The Truth About Salvador Dali’s Politics

Famed Spanish artist Salvador Dali created his own visual universe in iconic paintings like “The Persistence of Memory.” While his art was vivid and original, his political views were sometimes vague and other times unsettling. Dali also seemed to shift his political views over the years. His odd take on politics even contributed to his falling out with the Surrealists.

Dali became involved with the Surrealist art movement in 1929. In Paris, he made a short film, “Un Chien Andalou,” with Luis Buñuel, which featured short scenes showing unusual and disturbing images (via the Museum of Modern Art). The Surrealists admired the movie, and both Dali and Buñuel became part of the group established by André Breton. Politically, the Surrealists supported communism and the French Communist Party. Dali seemingly believed in these ideals as well. But in the 1930s, he also developed a fascination with fascism. According to the Smithsonian Magazine, Dali claimed that he had a dream of Adolf Hitler “as a woman” who “ravished me.”

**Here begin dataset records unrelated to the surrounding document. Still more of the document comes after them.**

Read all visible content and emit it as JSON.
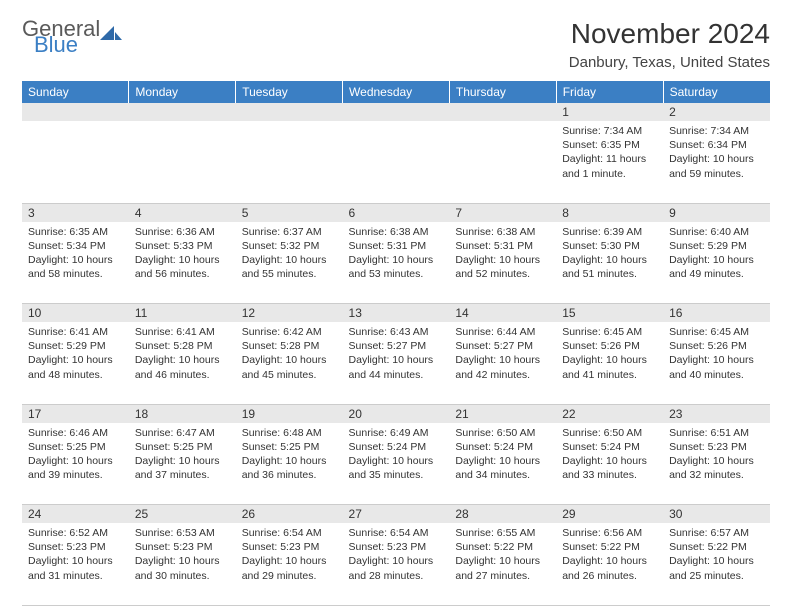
{
  "logo": {
    "text1": "General",
    "text2": "Blue"
  },
  "title": "November 2024",
  "location": "Danbury, Texas, United States",
  "colors": {
    "header_bg": "#3b7fc4",
    "header_fg": "#ffffff",
    "daynum_bg": "#e8e8e8",
    "border": "#cccccc",
    "text": "#333333"
  },
  "weekdays": [
    "Sunday",
    "Monday",
    "Tuesday",
    "Wednesday",
    "Thursday",
    "Friday",
    "Saturday"
  ],
  "weeks": [
    [
      null,
      null,
      null,
      null,
      null,
      {
        "n": "1",
        "sr": "7:34 AM",
        "ss": "6:35 PM",
        "dl": "11 hours and 1 minute."
      },
      {
        "n": "2",
        "sr": "7:34 AM",
        "ss": "6:34 PM",
        "dl": "10 hours and 59 minutes."
      }
    ],
    [
      {
        "n": "3",
        "sr": "6:35 AM",
        "ss": "5:34 PM",
        "dl": "10 hours and 58 minutes."
      },
      {
        "n": "4",
        "sr": "6:36 AM",
        "ss": "5:33 PM",
        "dl": "10 hours and 56 minutes."
      },
      {
        "n": "5",
        "sr": "6:37 AM",
        "ss": "5:32 PM",
        "dl": "10 hours and 55 minutes."
      },
      {
        "n": "6",
        "sr": "6:38 AM",
        "ss": "5:31 PM",
        "dl": "10 hours and 53 minutes."
      },
      {
        "n": "7",
        "sr": "6:38 AM",
        "ss": "5:31 PM",
        "dl": "10 hours and 52 minutes."
      },
      {
        "n": "8",
        "sr": "6:39 AM",
        "ss": "5:30 PM",
        "dl": "10 hours and 51 minutes."
      },
      {
        "n": "9",
        "sr": "6:40 AM",
        "ss": "5:29 PM",
        "dl": "10 hours and 49 minutes."
      }
    ],
    [
      {
        "n": "10",
        "sr": "6:41 AM",
        "ss": "5:29 PM",
        "dl": "10 hours and 48 minutes."
      },
      {
        "n": "11",
        "sr": "6:41 AM",
        "ss": "5:28 PM",
        "dl": "10 hours and 46 minutes."
      },
      {
        "n": "12",
        "sr": "6:42 AM",
        "ss": "5:28 PM",
        "dl": "10 hours and 45 minutes."
      },
      {
        "n": "13",
        "sr": "6:43 AM",
        "ss": "5:27 PM",
        "dl": "10 hours and 44 minutes."
      },
      {
        "n": "14",
        "sr": "6:44 AM",
        "ss": "5:27 PM",
        "dl": "10 hours and 42 minutes."
      },
      {
        "n": "15",
        "sr": "6:45 AM",
        "ss": "5:26 PM",
        "dl": "10 hours and 41 minutes."
      },
      {
        "n": "16",
        "sr": "6:45 AM",
        "ss": "5:26 PM",
        "dl": "10 hours and 40 minutes."
      }
    ],
    [
      {
        "n": "17",
        "sr": "6:46 AM",
        "ss": "5:25 PM",
        "dl": "10 hours and 39 minutes."
      },
      {
        "n": "18",
        "sr": "6:47 AM",
        "ss": "5:25 PM",
        "dl": "10 hours and 37 minutes."
      },
      {
        "n": "19",
        "sr": "6:48 AM",
        "ss": "5:25 PM",
        "dl": "10 hours and 36 minutes."
      },
      {
        "n": "20",
        "sr": "6:49 AM",
        "ss": "5:24 PM",
        "dl": "10 hours and 35 minutes."
      },
      {
        "n": "21",
        "sr": "6:50 AM",
        "ss": "5:24 PM",
        "dl": "10 hours and 34 minutes."
      },
      {
        "n": "22",
        "sr": "6:50 AM",
        "ss": "5:24 PM",
        "dl": "10 hours and 33 minutes."
      },
      {
        "n": "23",
        "sr": "6:51 AM",
        "ss": "5:23 PM",
        "dl": "10 hours and 32 minutes."
      }
    ],
    [
      {
        "n": "24",
        "sr": "6:52 AM",
        "ss": "5:23 PM",
        "dl": "10 hours and 31 minutes."
      },
      {
        "n": "25",
        "sr": "6:53 AM",
        "ss": "5:23 PM",
        "dl": "10 hours and 30 minutes."
      },
      {
        "n": "26",
        "sr": "6:54 AM",
        "ss": "5:23 PM",
        "dl": "10 hours and 29 minutes."
      },
      {
        "n": "27",
        "sr": "6:54 AM",
        "ss": "5:23 PM",
        "dl": "10 hours and 28 minutes."
      },
      {
        "n": "28",
        "sr": "6:55 AM",
        "ss": "5:22 PM",
        "dl": "10 hours and 27 minutes."
      },
      {
        "n": "29",
        "sr": "6:56 AM",
        "ss": "5:22 PM",
        "dl": "10 hours and 26 minutes."
      },
      {
        "n": "30",
        "sr": "6:57 AM",
        "ss": "5:22 PM",
        "dl": "10 hours and 25 minutes."
      }
    ]
  ]
}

By 1934, the Surrealists reached a breaking point with Dali. Breton argued for Dali’s ouster from the group because he was “guilty on several occasions of counterrevolutionary actions involving the glorification of Hitlerian fascism, the undersigned propose that he be excluded from surrealism as a fascist element and combated by all available means” (via Mental Floss).

Dali played politics to his advantage

Salvador Dali’s political positions continued to fluctuate as the years went on. Right before the start of the Spanish Civil War, he painted “Soft Construction with Boiled Beans (Premonition of Civil War).” The work’s gruesome imagery featured a figure ripping itself apart, and the painting was taken by many to be an anti-war statement (via Smithsonian Magazine). But when the war broke out, Dali expressed his support for General Francisco Franco and his Nationalist movement, which was aided by two fascist countries, Italy and Germany.

Dali stepped away from Europe during the next major military conflict, World War II. He and his wife, Gala, moved to the United States in 1940 where they stayed for the duration of the war. During this time, Dali penned his autobiography and declared that “I’m totally apolitical!” (via Art Pulse magazine). In 1948, he returned to Spain, then ruled by General Franco, and cultivated a relationship with this widely despised dictator. Dali painted a portrait of Franco’s niece, María del Carmen Martínez de Bordíu Franco, which he gave to the Spanish ruler in 1972. But his connection to Franco seemed to come from a personal rather than a political agenda. In 1956, Dali got Franco’s approval to build his own museum in his hometown. The artist designed the structure himself, which still stands to this day.